Gigantische axonale neuropathie (GAN)
- Artikel
- 2021-03-10
Gigantische axonale neuropathie (GAN) is een zeldzame erfelijke genetische aandoening die zowel het centrale als het perifere zenuwstelsel aantast. De meeste kinderen met GAN zullen symptomen van de ziekte beginnen te vertonen ergens vóór de leeftijd van vijf jaar. Tekenen van GAN beginnen meestal in het perifere zenuwstelsel, dat beweging en gevoel in de armen, benen en andere delen van het lichaam regelt. De typische symptomen van GAN zijn onhandigheid en spierzwakte die zich ontwikkelt van een "waggelende gang" tot een uitgesproken moeilijk lopen. Bijkomende symptomen zijn onder meer gevoelloosheid of gebrek aan gevoel in de armen en benen, toevallen, nystagmus (snelle heen en weer beweging van de ogen) en verminderde cognitieve ontwikkeling. Een kenmerkend teken van de ziekte is dof, strak gekruld haar dat duidelijk verschilt van dat van de ouders in kleur en textuur.

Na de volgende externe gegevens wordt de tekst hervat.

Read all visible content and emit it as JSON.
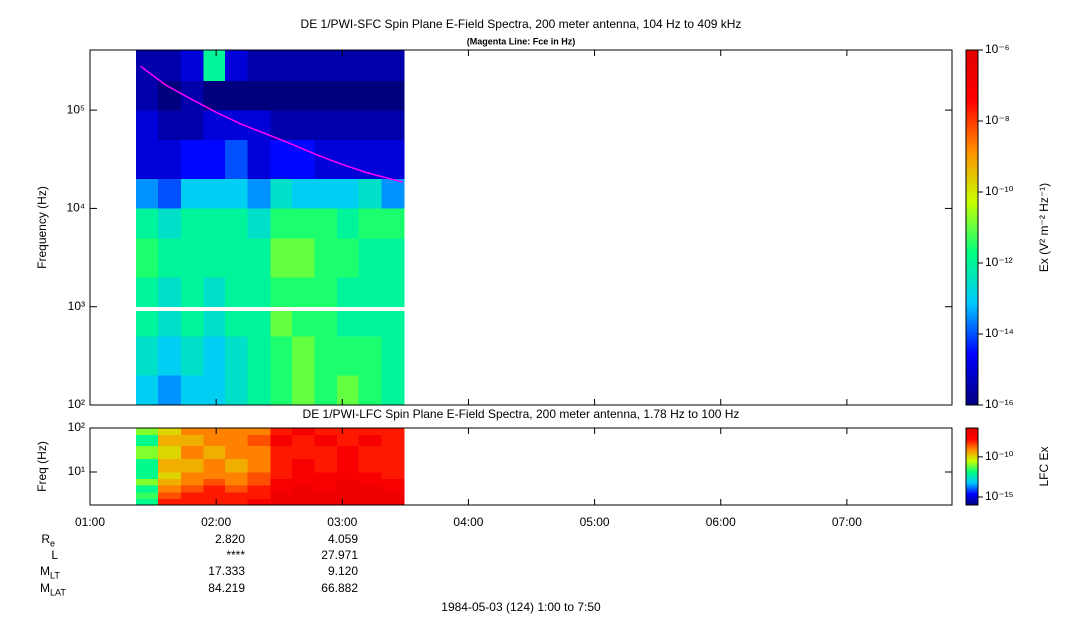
{
  "chart_data": [
    {
      "type": "heatmap",
      "title": "DE 1/PWI-SFC  Spin Plane E-Field Spectra, 200 meter antenna, 104 Hz to 409 kHz",
      "subtitle": "(Magenta Line: Fce in Hz)",
      "y_label": "Frequency (Hz)",
      "xlim": [
        1,
        7.8333
      ],
      "ylim": [
        100,
        409000
      ],
      "y_log": true,
      "yticks": [
        {
          "value": 100,
          "label": "10²"
        },
        {
          "value": 1000,
          "label": "10³"
        },
        {
          "value": 10000,
          "label": "10⁴"
        },
        {
          "value": 100000,
          "label": "10⁵"
        }
      ],
      "x": [
        1.365,
        1.54,
        1.72,
        1.9,
        2.07,
        2.25,
        2.43,
        2.6,
        2.78,
        2.96,
        3.13,
        3.31,
        3.49
      ],
      "y": [
        100,
        200,
        500,
        900,
        1000,
        2000,
        5000,
        10000,
        20000,
        50000,
        100000,
        200000,
        409000
      ],
      "z": [
        [
          1e-13,
          3e-14,
          1e-13,
          1e-13,
          3e-13,
          1e-12,
          3e-12,
          1e-11,
          3e-12,
          1e-11,
          3e-12,
          1e-12
        ],
        [
          3e-13,
          1e-13,
          3e-13,
          1e-13,
          3e-13,
          1e-12,
          3e-12,
          1e-11,
          3e-12,
          3e-12,
          3e-12,
          1e-12
        ],
        [
          1e-12,
          3e-13,
          1e-12,
          3e-13,
          1e-12,
          1e-12,
          1e-11,
          3e-12,
          3e-12,
          1e-12,
          1e-12,
          1e-12
        ],
        [
          null,
          null,
          null,
          null,
          null,
          null,
          null,
          null,
          null,
          null,
          null,
          null
        ],
        [
          1e-12,
          3e-13,
          1e-12,
          3e-13,
          1e-12,
          1e-12,
          3e-12,
          3e-12,
          3e-12,
          1e-12,
          1e-12,
          1e-12
        ],
        [
          3e-12,
          1e-12,
          1e-12,
          1e-12,
          1e-12,
          1e-12,
          1e-11,
          1e-11,
          3e-12,
          3e-12,
          1e-12,
          1e-12
        ],
        [
          1e-12,
          3e-13,
          1e-12,
          1e-12,
          1e-12,
          3e-13,
          3e-12,
          3e-12,
          3e-12,
          1e-12,
          3e-12,
          3e-12
        ],
        [
          3e-14,
          1e-14,
          1e-13,
          1e-13,
          1e-13,
          3e-14,
          3e-13,
          1e-13,
          1e-13,
          1e-13,
          3e-13,
          3e-14
        ],
        [
          1e-15,
          1e-15,
          3e-15,
          3e-15,
          1e-14,
          1e-15,
          3e-15,
          3e-15,
          1e-15,
          1e-15,
          1e-15,
          1e-15
        ],
        [
          1e-15,
          3e-16,
          3e-16,
          1e-15,
          1e-15,
          1e-15,
          3e-16,
          3e-16,
          3e-16,
          3e-16,
          3e-16,
          3e-16
        ],
        [
          3e-16,
          1e-16,
          3e-16,
          1e-16,
          1e-16,
          1e-16,
          1e-16,
          1e-16,
          1e-16,
          1e-16,
          1e-16,
          1e-16
        ],
        [
          3e-16,
          3e-16,
          1e-15,
          1e-12,
          1e-15,
          3e-16,
          3e-16,
          3e-16,
          3e-16,
          3e-16,
          3e-16,
          3e-16
        ]
      ],
      "fce": {
        "color": "#ff00ff",
        "x": [
          1.4,
          1.6,
          1.8,
          2.0,
          2.2,
          2.4,
          2.6,
          2.8,
          3.0,
          3.2,
          3.48
        ],
        "values": [
          280000,
          180000,
          130000,
          95000,
          72000,
          57000,
          45000,
          35000,
          28000,
          23000,
          18500
        ]
      },
      "z_label": "Ex (V² m⁻² Hz⁻¹)",
      "zlim": [
        1e-16,
        1e-06
      ],
      "zticks": [
        {
          "value": 1e-06,
          "label": "10⁻⁶"
        },
        {
          "value": 1e-08,
          "label": "10⁻⁸"
        },
        {
          "value": 1e-10,
          "label": "10⁻¹⁰"
        },
        {
          "value": 1e-12,
          "label": "10⁻¹²"
        },
        {
          "value": 1e-14,
          "label": "10⁻¹⁴"
        },
        {
          "value": 1e-16,
          "label": "10⁻¹⁶"
        }
      ],
      "colormap": [
        "#00007f",
        "#0000ff",
        "#00c8ff",
        "#00ff80",
        "#c8ff00",
        "#ff9000",
        "#ff0000",
        "#e00000"
      ]
    },
    {
      "type": "heatmap",
      "title": "DE 1/PWI-LFC  Spin Plane E-Field Spectra, 200 meter antenna, 1.78 Hz to 100 Hz",
      "y_label": "Freq (Hz)",
      "xlim": [
        1,
        7.8333
      ],
      "xticks": [
        {
          "value": 1,
          "label": "01:00"
        },
        {
          "value": 2,
          "label": "02:00"
        },
        {
          "value": 3,
          "label": "03:00"
        },
        {
          "value": 4,
          "label": "04:00"
        },
        {
          "value": 5,
          "label": "05:00"
        },
        {
          "value": 6,
          "label": "06:00"
        },
        {
          "value": 7,
          "label": "07:00"
        }
      ],
      "ylim": [
        1.78,
        100
      ],
      "y_log": true,
      "yticks": [
        {
          "value": 10,
          "label": "10¹"
        },
        {
          "value": 100,
          "label": "10²"
        }
      ],
      "x": [
        1.365,
        1.54,
        1.72,
        1.9,
        2.07,
        2.25,
        2.43,
        2.6,
        2.78,
        2.96,
        3.13,
        3.31,
        3.49
      ],
      "y": [
        1.78,
        2.5,
        3.5,
        5,
        7,
        10,
        20,
        40,
        70,
        100
      ],
      "z": [
        [
          1e-12,
          1e-08,
          1e-08,
          1e-08,
          1e-08,
          3e-08,
          1e-07,
          1e-07,
          1e-07,
          1e-07,
          1e-07,
          1e-07
        ],
        [
          3e-12,
          3e-09,
          1e-08,
          1e-08,
          1e-08,
          1e-08,
          1e-07,
          1e-07,
          1e-07,
          1e-07,
          1e-07,
          1e-07
        ],
        [
          1e-12,
          1e-09,
          3e-09,
          1e-08,
          3e-09,
          1e-08,
          3e-08,
          1e-07,
          3e-08,
          1e-07,
          1e-07,
          3e-08
        ],
        [
          1e-11,
          3e-10,
          1e-09,
          3e-09,
          1e-09,
          3e-09,
          3e-08,
          3e-08,
          3e-08,
          1e-07,
          3e-08,
          3e-08
        ],
        [
          1e-12,
          1e-10,
          1e-09,
          1e-09,
          1e-09,
          3e-09,
          1e-08,
          3e-08,
          3e-08,
          3e-08,
          3e-08,
          1e-08
        ],
        [
          1e-12,
          3e-10,
          3e-10,
          1e-09,
          3e-10,
          1e-09,
          1e-08,
          3e-08,
          1e-08,
          3e-08,
          1e-08,
          1e-08
        ],
        [
          1e-11,
          1e-10,
          1e-09,
          3e-10,
          1e-09,
          1e-09,
          1e-08,
          1e-08,
          1e-08,
          3e-08,
          1e-08,
          1e-08
        ],
        [
          1e-12,
          3e-10,
          3e-10,
          1e-09,
          1e-09,
          3e-09,
          3e-08,
          1e-08,
          3e-08,
          1e-08,
          3e-08,
          1e-08
        ],
        [
          1e-11,
          1e-10,
          1e-09,
          1e-09,
          1e-09,
          1e-09,
          1e-08,
          3e-08,
          1e-08,
          1e-08,
          1e-08,
          1e-08
        ]
      ],
      "z_label": "LFC Ex",
      "zlim": [
        1e-16,
        4e-07
      ],
      "zticks": [
        {
          "value": 1e-10,
          "label": "10⁻¹⁰"
        },
        {
          "value": 1e-15,
          "label": "10⁻¹⁵"
        }
      ],
      "colormap": [
        "#00007f",
        "#0000ff",
        "#00c8ff",
        "#00ff80",
        "#c8ff00",
        "#ff9000",
        "#ff0000",
        "#e00000"
      ]
    }
  ],
  "ephemeris": {
    "rows": [
      {
        "label": "R",
        "sub": "e",
        "values": [
          "2.820",
          "4.059"
        ]
      },
      {
        "label": "L",
        "values": [
          "****",
          "27.971"
        ]
      },
      {
        "label": "M",
        "sub": "LT",
        "values": [
          "17.333",
          "9.120"
        ]
      },
      {
        "label": "M",
        "sub": "LAT",
        "values": [
          "84.219",
          "66.882"
        ]
      }
    ]
  },
  "footer": "1984-05-03 (124) 1:00 to 7:50"
}
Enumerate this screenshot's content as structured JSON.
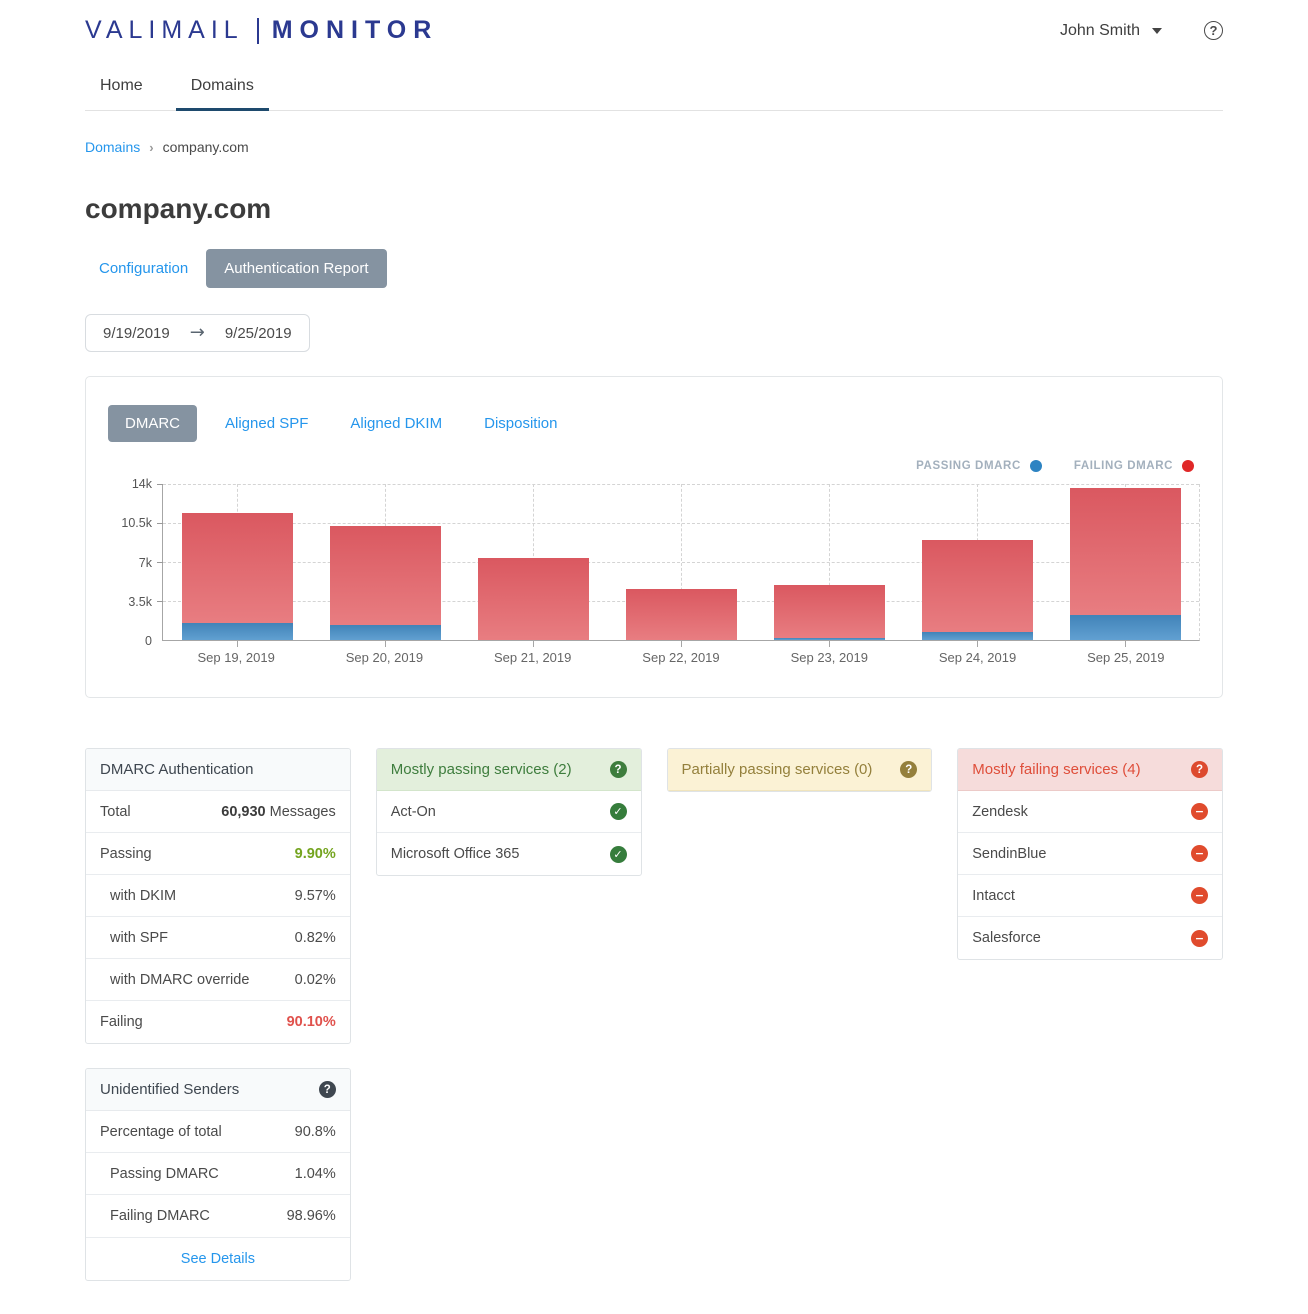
{
  "header": {
    "logo_primary": "VALIMAIL",
    "logo_secondary": "MONITOR",
    "user_name": "John Smith",
    "help_glyph": "?"
  },
  "nav": {
    "tabs": [
      {
        "label": "Home",
        "active": false
      },
      {
        "label": "Domains",
        "active": true
      }
    ]
  },
  "breadcrumb": {
    "parent": "Domains",
    "current": "company.com"
  },
  "page": {
    "title": "company.com",
    "config_label": "Configuration",
    "report_label": "Authentication Report",
    "date_start": "9/19/2019",
    "date_end": "9/25/2019",
    "date_arrow": "→"
  },
  "chart_panel": {
    "tabs": [
      {
        "label": "DMARC",
        "active": true
      },
      {
        "label": "Aligned SPF",
        "active": false
      },
      {
        "label": "Aligned DKIM",
        "active": false
      },
      {
        "label": "Disposition",
        "active": false
      }
    ],
    "legend": [
      {
        "label": "PASSING DMARC",
        "color": "#2d83c2"
      },
      {
        "label": "FAILING DMARC",
        "color": "#e02828"
      }
    ]
  },
  "chart_data": {
    "type": "bar",
    "stacked": true,
    "categories": [
      "Sep 19, 2019",
      "Sep 20, 2019",
      "Sep 21, 2019",
      "Sep 22, 2019",
      "Sep 23, 2019",
      "Sep 24, 2019",
      "Sep 25, 2019"
    ],
    "series": [
      {
        "name": "Passing DMARC",
        "color": "#4183b8",
        "values": [
          1500,
          1350,
          40,
          40,
          150,
          700,
          2250
        ]
      },
      {
        "name": "Failing DMARC",
        "color": "#da5860",
        "values": [
          9900,
          8850,
          7360,
          4510,
          4800,
          8300,
          11350
        ]
      }
    ],
    "title": "",
    "xlabel": "",
    "ylabel": "",
    "ylim": [
      0,
      14000
    ],
    "yticks": [
      {
        "label": "0",
        "value": 0
      },
      {
        "label": "3.5k",
        "value": 3500
      },
      {
        "label": "7k",
        "value": 7000
      },
      {
        "label": "10.5k",
        "value": 10500
      },
      {
        "label": "14k",
        "value": 14000
      }
    ],
    "grid": true,
    "legend_position": "top-right"
  },
  "dmarc_auth": {
    "title": "DMARC Authentication",
    "rows": [
      {
        "label": "Total",
        "value": "60,930",
        "suffix": " Messages",
        "style": "bold",
        "indent": false
      },
      {
        "label": "Passing",
        "value": "9.90%",
        "style": "green",
        "indent": false
      },
      {
        "label": "with DKIM",
        "value": "9.57%",
        "style": "plain",
        "indent": true
      },
      {
        "label": "with SPF",
        "value": "0.82%",
        "style": "plain",
        "indent": true
      },
      {
        "label": "with DMARC override",
        "value": "0.02%",
        "style": "plain",
        "indent": true
      },
      {
        "label": "Failing",
        "value": "90.10%",
        "style": "red",
        "indent": false
      }
    ]
  },
  "service_cards": [
    {
      "title": "Mostly passing services (2)",
      "tone": "green",
      "item_icon": "check",
      "items": [
        "Act-On",
        "Microsoft Office 365"
      ]
    },
    {
      "title": "Partially passing services (0)",
      "tone": "yellow",
      "item_icon": "none",
      "items": []
    },
    {
      "title": "Mostly failing services (4)",
      "tone": "red",
      "item_icon": "minus",
      "items": [
        "Zendesk",
        "SendinBlue",
        "Intacct",
        "Salesforce"
      ]
    }
  ],
  "unidentified": {
    "title": "Unidentified Senders",
    "rows": [
      {
        "label": "Percentage of total",
        "value": "90.8%",
        "style": "plain",
        "indent": false
      },
      {
        "label": "Passing DMARC",
        "value": "1.04%",
        "style": "plain",
        "indent": true
      },
      {
        "label": "Failing DMARC",
        "value": "98.96%",
        "style": "plain",
        "indent": true
      }
    ],
    "link_label": "See Details"
  },
  "colors": {
    "brand_navy": "#2b3990",
    "link_blue": "#2596ec",
    "button_gray": "#8593a1",
    "pass_green": "#74a41f",
    "fail_red": "#e0514c",
    "bar_pass_blue": "#4183b8",
    "bar_fail_red": "#da5860"
  },
  "icons": {
    "check": "✓",
    "minus": "−",
    "question": "?"
  }
}
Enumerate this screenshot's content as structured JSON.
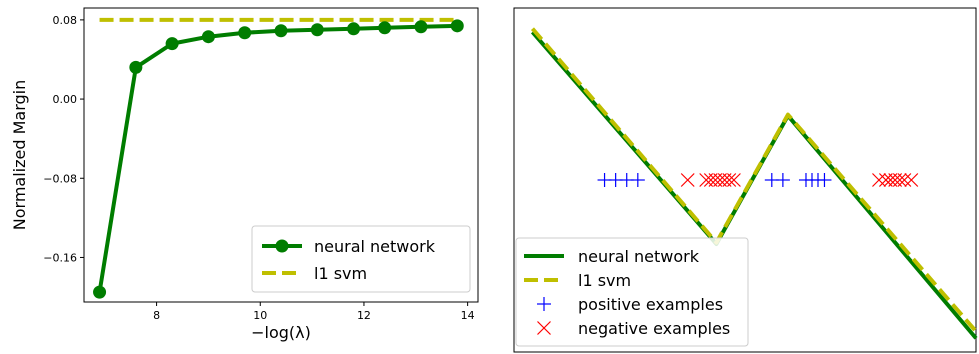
{
  "chart_data": [
    {
      "type": "line",
      "title": "",
      "xlabel": "−log(λ)",
      "ylabel": "Normalized Margin",
      "xlim": [
        6.6,
        14.2
      ],
      "ylim": [
        -0.205,
        0.092
      ],
      "xticks": [
        8,
        10,
        12,
        14
      ],
      "xtick_labels": [
        "8",
        "10",
        "12",
        "14"
      ],
      "yticks": [
        -0.16,
        -0.08,
        0.0,
        0.08
      ],
      "ytick_labels": [
        "−0.16",
        "−0.08",
        "0.00",
        "0.08"
      ],
      "grid": false,
      "legend_position": "lower-right",
      "series": [
        {
          "name": "neural network",
          "color": "#007d00",
          "style": "solid-with-markers",
          "x": [
            6.9,
            7.6,
            8.3,
            9.0,
            9.7,
            10.4,
            11.1,
            11.8,
            12.4,
            13.1,
            13.8
          ],
          "y": [
            -0.195,
            0.032,
            0.056,
            0.063,
            0.067,
            0.069,
            0.07,
            0.071,
            0.072,
            0.073,
            0.074
          ]
        },
        {
          "name": "l1 svm",
          "color": "#bfbf00",
          "style": "dashed",
          "x": [
            6.9,
            13.8
          ],
          "y": [
            0.08,
            0.08
          ]
        }
      ]
    },
    {
      "type": "line",
      "title": "",
      "xlabel": "",
      "ylabel": "",
      "xlim": [
        0,
        1
      ],
      "ylim": [
        0,
        1
      ],
      "grid": false,
      "legend_position": "lower-left",
      "series": [
        {
          "name": "neural network",
          "color": "#007d00",
          "style": "solid",
          "x": [
            0.04,
            0.438,
            0.593,
            1.0
          ],
          "y": [
            0.93,
            0.314,
            0.687,
            0.04
          ]
        },
        {
          "name": "l1 svm",
          "color": "#bfbf00",
          "style": "dashed",
          "x": [
            0.04,
            0.438,
            0.593,
            1.0
          ],
          "y": [
            0.94,
            0.318,
            0.69,
            0.06
          ]
        },
        {
          "name": "positive examples",
          "color": "#0000ff",
          "style": "marker-plus",
          "x": [
            0.196,
            0.22,
            0.244,
            0.268,
            0.558,
            0.582,
            0.632,
            0.645,
            0.658,
            0.672
          ],
          "y": [
            0.5,
            0.5,
            0.5,
            0.5,
            0.5,
            0.5,
            0.5,
            0.5,
            0.5,
            0.5
          ]
        },
        {
          "name": "negative examples",
          "color": "#ff0000",
          "style": "marker-x",
          "x": [
            0.376,
            0.416,
            0.426,
            0.436,
            0.446,
            0.456,
            0.466,
            0.476,
            0.79,
            0.805,
            0.815,
            0.825,
            0.835,
            0.845,
            0.86
          ],
          "y": [
            0.5,
            0.5,
            0.5,
            0.5,
            0.5,
            0.5,
            0.5,
            0.5,
            0.5,
            0.5,
            0.5,
            0.5,
            0.5,
            0.5,
            0.5
          ]
        }
      ]
    }
  ]
}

Onderzoekers hebben meer dan 20 verschillende mutaties ontdekt die geassocieerd zijn met GAN in een gen, GAN1, dat een eiwit maakt dat gigaxonine wordt genoemd . Deze mutaties verstoren de regulatie of productie van gigaxonine in het zenuwstelsel. Als gevolg hiervan zwellen axonen, de lange staarten van neuronen waarmee ze kunnen communiceren met andere zenuwcellen, op met verwarde filamenten en worden ze abnormaal groot. Uiteindelijk verslechteren deze axonen en veroorzaken ze problemen met beweging en gevoel, omdat neuronen niet meer met elkaar kunnen communiceren.
Artsen diagnosticeren GAN door verschillende tests te gebruiken, waaronder een die de zenuwgeleidingssnelheid meet, een hersen-MRI en een perifere zenuwbiopsie (waarbij een stukje weefsel van een perifere zenuw wordt verwijderd en onderzocht om te zoeken naar gezwollen axonen). Een definitieve diagnose met behulp van genetische tests is alleen beschikbaar op basis van onderzoek.
GAN wordt overgeërfd in een autosomaal recessief patroon, wat betekent dat beide ouders van een kind met GAN een kopie van het gemuteerde gen moeten dragen. Ouders zullen doorgaans geen tekenen van de ziekte vertonen.
Behandeling
De behandeling is symptomatisch. Kinderen met GAN en hun gezinnen werken meestal met een medisch team dat bestaat uit een kinderneuroloog, orthopedisch chirurg, fysiotherapeut, psycholoog en spraak- en ergotherapeuten. De belangrijkste doelen van de behandeling zijn het maximaliseren van de intellectuele en fysieke ontwikkeling en het minimaliseren van hun achteruitgang naarmate de tijd verstrijkt. Veel kinderen met GAN beginnen met een normale intellectuele ontwikkeling en kunnen een regulier schoolprogramma volgen. Kinderen moeten minstens één keer per jaar worden gecontroleerd om hun intellectuele capaciteiten te beoordelen en om de aanwezigheid van neurologische achteruitgang op te sporen.
Prognose
GAN vordert over het algemeen langzaam naarmate neuronen degenereren en afsterven. De meeste kinderen hebben problemen met lopen in de vroege stadia van de aandoening. Later kunnen ze gevoel, coördinatie, kracht en reflexen in hun armen en benen verliezen. Naarmate de tijd verstrijkt, kunnen de hersenen en het ruggenmerg erbij betrokken raken, wat een geleidelijke achteruitgang van de mentale functie, verlies van controle over lichaamsbewegingen en toevallen veroorzaakt. De meeste kinderen worden rolstoelafhankelijk in het tweede decennium van hun leven. Sommige kinderen kunnen in de vroege volwassenheid overleven.